Abstract

Simulation-based-design (SBD) techniques to achieve first-pass design success depend on the development of fast, accurate, realistic models that can handle material properties, geometry, and appropriate boundary conditions. This paper describes a new three-dimensional (3-D) electromagnetic and large-signal simulation tool. Cold-Test and Large-Signal Simulator (CTLSS), which has been developed as part of an SBD tool suite for vacuum electron devices. Computational electromagnetic codes are essential for applying the SBD methodology to the design of vacuum electron devices and components.
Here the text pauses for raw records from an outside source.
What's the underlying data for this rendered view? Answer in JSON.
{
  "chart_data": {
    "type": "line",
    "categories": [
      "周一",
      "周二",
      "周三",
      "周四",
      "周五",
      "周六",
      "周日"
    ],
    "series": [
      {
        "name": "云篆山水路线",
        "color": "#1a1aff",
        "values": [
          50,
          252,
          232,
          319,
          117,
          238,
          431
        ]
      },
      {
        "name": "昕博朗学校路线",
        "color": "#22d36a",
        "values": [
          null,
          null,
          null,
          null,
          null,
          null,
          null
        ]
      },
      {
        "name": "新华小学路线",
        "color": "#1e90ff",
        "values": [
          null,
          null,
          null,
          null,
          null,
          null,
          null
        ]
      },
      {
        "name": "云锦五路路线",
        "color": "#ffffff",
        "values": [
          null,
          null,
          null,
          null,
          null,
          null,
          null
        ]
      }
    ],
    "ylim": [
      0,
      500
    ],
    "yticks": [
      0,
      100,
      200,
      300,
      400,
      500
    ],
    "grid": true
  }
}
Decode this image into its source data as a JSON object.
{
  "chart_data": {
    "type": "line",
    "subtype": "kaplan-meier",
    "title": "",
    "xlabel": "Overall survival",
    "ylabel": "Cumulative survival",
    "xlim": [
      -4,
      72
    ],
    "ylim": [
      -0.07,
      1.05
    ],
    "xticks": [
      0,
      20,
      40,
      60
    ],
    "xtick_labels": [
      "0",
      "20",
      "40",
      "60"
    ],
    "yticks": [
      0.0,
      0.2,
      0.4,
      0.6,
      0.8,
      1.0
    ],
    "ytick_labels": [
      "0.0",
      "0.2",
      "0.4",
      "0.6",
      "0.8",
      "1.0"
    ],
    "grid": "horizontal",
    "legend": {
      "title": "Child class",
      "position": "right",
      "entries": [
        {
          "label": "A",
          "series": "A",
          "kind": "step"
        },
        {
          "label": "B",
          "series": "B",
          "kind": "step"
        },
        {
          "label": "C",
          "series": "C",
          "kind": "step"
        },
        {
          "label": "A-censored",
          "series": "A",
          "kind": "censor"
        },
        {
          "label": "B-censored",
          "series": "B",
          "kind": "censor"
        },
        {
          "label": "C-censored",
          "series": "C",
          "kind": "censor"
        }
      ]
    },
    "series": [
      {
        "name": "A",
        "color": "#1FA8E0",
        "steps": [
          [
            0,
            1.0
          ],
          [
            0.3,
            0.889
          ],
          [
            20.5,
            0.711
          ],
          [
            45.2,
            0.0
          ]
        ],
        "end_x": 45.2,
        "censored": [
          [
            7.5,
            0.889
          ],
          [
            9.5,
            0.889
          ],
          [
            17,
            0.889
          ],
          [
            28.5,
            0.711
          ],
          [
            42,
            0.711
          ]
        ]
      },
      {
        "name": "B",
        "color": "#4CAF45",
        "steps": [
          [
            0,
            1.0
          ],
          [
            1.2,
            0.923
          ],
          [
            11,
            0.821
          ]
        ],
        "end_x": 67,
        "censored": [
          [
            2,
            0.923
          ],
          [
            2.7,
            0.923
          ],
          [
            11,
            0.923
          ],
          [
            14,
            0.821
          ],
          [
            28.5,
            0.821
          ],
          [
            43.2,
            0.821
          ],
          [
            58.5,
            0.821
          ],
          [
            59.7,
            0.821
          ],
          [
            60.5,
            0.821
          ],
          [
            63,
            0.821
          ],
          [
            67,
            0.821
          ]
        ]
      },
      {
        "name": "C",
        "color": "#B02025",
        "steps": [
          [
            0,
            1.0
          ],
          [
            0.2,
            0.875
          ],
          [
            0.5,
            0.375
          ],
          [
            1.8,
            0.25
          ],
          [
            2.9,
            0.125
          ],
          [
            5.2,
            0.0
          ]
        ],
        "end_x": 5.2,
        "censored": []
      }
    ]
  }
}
CTLSS offers the unique advantage that its computational electromagnetics model is linked intimately with a large-signal simulation tool for computing the electron-wave interaction in the radiating structure. Currently, this link has been implemented for helix traveling-wave tubes (TWTs) only, using the CHRISTINE code as the large-signal model, but a new, general, large-signal model is under development and is described in this paper. The electromagnetic simulation engine in CTLSS has been designed and implemented as a volumetric frequency-domain model that can handle both resonant eigenvalue problems, using the Jacobi-Davidson algorithm, and nonresonant driven-frequency problems, using the quasi-minimal residual (QMR) technique to invert the non-Hermitian matrices that often occur in real problems. The features and advantages of this code relative to other models and results from the code for several classes of microwave devices are presented.